Asian American and Pacific Islander (AAPI) Heritage Month kicks off May 1. Here are five facts about the celebration of this growing demographic:
1. The observance started as a “week” of 10 days. In 1978, President Jimmy Carter signed a joint resolution for an annual Asian/Pacific American Heritage Week. Supporters wanted to include the anniversaries of two events: May 7 to mark the first Japanese immigrant in 1843 and May 10 for the completion of the transcontinental railroad, for which so many Chinese labored. Thus, the 10-day observance was born. In 1992, it became a month. And in 2009, it was expanded to include Pacific Islanders, under the administration of President Barack Obama.
2. The term “AAPI” contains multitudes. The U.S. Census Bureau defines Asian as “having origins in any of the original peoples of the Far East, Southeast Asia or the Indian subcontinent.” A “Native Hawaiian or Other Pacific Islander” is one of “the original peoples of Hawaii, Guam, Samoa or other Pacific Islands.” The AAPI moniker joins the two and encompasses more than 50 ethnic or language groups. “AAPI” is a relatively new term because of this diversity.
3. The community is growing in political force. The Asian American population grew 72 percent between 2000 and 2015, according to the Pew Research Institute. The institute also found that the number of Asian American eligible voters grew by 139 percent between 2000 and 2020, making them a growing force in U.S. politics. And of course, the rise of Vice President Kamala Harris, whose mother hails from Chennai, India, is a particularly meaningful milestone.
4. The observance is needed now more than ever. The coronavirus pandemic has brought with it an alarming wave of anti-Asian attacks. Many groups have formed to combat this frightening development, including Stop Asian Hate, Stop AAPI Hate and Asian Americans Advancing Justice, and schools and other institutions are using the occasion of AAPI Heritage Month to address it.
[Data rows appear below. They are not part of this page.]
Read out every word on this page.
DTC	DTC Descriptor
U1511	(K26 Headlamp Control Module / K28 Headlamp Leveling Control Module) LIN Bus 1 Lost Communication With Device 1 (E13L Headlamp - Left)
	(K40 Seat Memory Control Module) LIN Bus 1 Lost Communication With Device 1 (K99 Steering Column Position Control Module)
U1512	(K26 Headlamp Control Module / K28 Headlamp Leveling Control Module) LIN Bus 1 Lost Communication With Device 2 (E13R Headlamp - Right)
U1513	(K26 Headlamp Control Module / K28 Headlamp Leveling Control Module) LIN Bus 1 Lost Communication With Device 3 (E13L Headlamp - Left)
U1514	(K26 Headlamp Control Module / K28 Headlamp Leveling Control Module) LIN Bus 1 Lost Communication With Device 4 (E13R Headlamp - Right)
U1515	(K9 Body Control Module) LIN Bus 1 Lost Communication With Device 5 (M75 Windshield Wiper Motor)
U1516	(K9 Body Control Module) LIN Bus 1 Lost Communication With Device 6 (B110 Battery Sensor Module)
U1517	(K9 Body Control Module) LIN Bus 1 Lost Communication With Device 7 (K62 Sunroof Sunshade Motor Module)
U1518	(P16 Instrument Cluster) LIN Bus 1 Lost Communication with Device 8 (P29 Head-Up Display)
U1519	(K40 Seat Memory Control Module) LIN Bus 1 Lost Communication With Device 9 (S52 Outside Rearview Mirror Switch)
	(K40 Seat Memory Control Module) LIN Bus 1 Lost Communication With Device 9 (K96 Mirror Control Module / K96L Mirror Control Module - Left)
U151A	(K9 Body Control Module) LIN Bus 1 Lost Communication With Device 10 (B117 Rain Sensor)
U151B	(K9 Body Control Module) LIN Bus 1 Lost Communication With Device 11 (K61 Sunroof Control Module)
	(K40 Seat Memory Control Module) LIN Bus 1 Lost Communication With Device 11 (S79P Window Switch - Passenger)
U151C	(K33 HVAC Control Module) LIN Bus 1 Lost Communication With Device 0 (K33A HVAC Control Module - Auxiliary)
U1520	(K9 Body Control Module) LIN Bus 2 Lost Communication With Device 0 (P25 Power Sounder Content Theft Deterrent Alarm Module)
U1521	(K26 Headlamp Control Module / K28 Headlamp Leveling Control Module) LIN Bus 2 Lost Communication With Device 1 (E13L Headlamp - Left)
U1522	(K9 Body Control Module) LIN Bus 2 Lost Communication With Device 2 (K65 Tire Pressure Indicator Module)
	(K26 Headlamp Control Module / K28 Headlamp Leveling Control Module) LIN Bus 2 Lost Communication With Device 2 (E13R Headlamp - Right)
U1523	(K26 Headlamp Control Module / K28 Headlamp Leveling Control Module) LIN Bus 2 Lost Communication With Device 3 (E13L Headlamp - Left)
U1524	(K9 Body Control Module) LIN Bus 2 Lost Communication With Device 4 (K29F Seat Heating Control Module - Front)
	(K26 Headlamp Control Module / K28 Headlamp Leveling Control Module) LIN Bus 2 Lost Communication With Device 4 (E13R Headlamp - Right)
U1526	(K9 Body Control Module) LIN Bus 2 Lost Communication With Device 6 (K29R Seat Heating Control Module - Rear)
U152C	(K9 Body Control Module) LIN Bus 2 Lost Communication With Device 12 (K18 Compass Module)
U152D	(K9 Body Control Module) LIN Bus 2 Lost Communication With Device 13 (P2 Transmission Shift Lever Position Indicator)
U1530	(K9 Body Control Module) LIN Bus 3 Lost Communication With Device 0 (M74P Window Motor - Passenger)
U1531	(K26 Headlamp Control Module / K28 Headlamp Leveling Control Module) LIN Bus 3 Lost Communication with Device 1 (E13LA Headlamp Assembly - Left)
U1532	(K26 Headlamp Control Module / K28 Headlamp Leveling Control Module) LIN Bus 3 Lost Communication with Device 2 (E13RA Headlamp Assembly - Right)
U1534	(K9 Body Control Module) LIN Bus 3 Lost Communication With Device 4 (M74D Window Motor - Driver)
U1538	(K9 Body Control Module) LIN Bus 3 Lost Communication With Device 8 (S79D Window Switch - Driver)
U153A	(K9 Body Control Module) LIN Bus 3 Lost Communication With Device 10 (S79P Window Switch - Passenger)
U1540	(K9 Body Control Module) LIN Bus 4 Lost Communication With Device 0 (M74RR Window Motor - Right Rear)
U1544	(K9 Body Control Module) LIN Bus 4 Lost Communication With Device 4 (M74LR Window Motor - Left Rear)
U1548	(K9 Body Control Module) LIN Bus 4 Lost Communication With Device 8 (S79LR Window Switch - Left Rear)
5. AAPIs hit a postal trifecta. This year, USPS is releasing three Asian-themed stamps: February’s Year of the Ox, March’s Chinese American physicist Chien-Shiung Wu and June’s Go for Broke: Japanese American Soldiers of WW II. Go for Broke is the result of 16 years of persistent effort by a small group of people from Hawaii. The soldier depicted on the stamp is a nisei, or American-born child of Japanese immigrants, named Shiroku “Whitey” Yamamoto. He was part of the 442nd Regimental Combat Team made up largely of nisei soldiers, the most-decorated unit for its size and length of duty in the history of the U.S. military.